"Hit-and-run" transformation by adenovirus oncogenes.

According to classical concepts of viral oncogenesis, the persistence of virus-specific oncogenes is required to maintain the transformed cellular phenotype. In contrast, the "hit-and-run" hypothesis claims that viruses can mediate cellular transformation through an initial "hit," while maintenance of the transformed state is compatible with the loss ("run") of viral molecules. It is well established that the adenovirus E1A and E1B gene products can cooperatively transform primary human and rodent cells to a tumorigenic phenotype and that these cells permanently express the viral oncogenes. Additionally, recent studies have shown that the adenovirus E4 region encodes two novel oncoproteins, the products of E4orf6 and E4orf3, which cooperate with the viral E1A proteins to transform primary rat cells in an E1B-like fashion. Unexpectedly, however, cells transformed by E1A and either E4orf6 or E4orf3 fail to express the viral E4 gene products, and only a subset contain E1A proteins.
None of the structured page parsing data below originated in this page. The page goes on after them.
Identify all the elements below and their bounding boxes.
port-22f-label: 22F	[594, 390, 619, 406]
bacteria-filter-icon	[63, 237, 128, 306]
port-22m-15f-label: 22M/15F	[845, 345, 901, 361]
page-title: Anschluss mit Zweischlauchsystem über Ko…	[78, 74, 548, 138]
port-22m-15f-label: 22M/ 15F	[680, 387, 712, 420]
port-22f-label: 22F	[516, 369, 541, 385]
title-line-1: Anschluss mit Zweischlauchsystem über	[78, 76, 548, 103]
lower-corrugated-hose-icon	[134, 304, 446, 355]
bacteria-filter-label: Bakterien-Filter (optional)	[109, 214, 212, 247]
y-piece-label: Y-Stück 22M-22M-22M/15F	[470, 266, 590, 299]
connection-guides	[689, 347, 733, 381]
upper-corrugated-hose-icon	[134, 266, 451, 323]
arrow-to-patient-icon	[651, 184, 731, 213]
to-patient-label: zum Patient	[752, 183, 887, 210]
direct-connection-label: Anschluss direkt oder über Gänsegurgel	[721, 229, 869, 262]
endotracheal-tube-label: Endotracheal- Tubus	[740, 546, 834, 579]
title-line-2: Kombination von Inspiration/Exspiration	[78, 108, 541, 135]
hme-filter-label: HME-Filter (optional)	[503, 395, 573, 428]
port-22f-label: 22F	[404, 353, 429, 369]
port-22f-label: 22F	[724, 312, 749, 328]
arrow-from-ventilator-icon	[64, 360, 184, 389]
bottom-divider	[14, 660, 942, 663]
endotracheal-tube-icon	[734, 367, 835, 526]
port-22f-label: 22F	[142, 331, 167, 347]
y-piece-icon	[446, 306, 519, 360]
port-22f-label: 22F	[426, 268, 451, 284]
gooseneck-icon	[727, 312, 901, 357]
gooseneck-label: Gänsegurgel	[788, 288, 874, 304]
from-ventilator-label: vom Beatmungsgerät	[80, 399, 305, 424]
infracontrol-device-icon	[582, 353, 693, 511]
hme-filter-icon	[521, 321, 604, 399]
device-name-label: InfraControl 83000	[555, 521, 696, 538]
In fact, the majority of these cells lack E4- and E1A-specific DNA sequences, indicating that transformation occurred through a hit-and-run mechanism. We provide evidence that the unusual transforming activities of the adenoviral oncoproteins may be due to their mutagenic potential. Our results strongly support the possibility that even tumors that lack any detectable virus-specific molecules can be of viral origin, which could have a significant impact on the use of adenoviral vectors for gene therapy.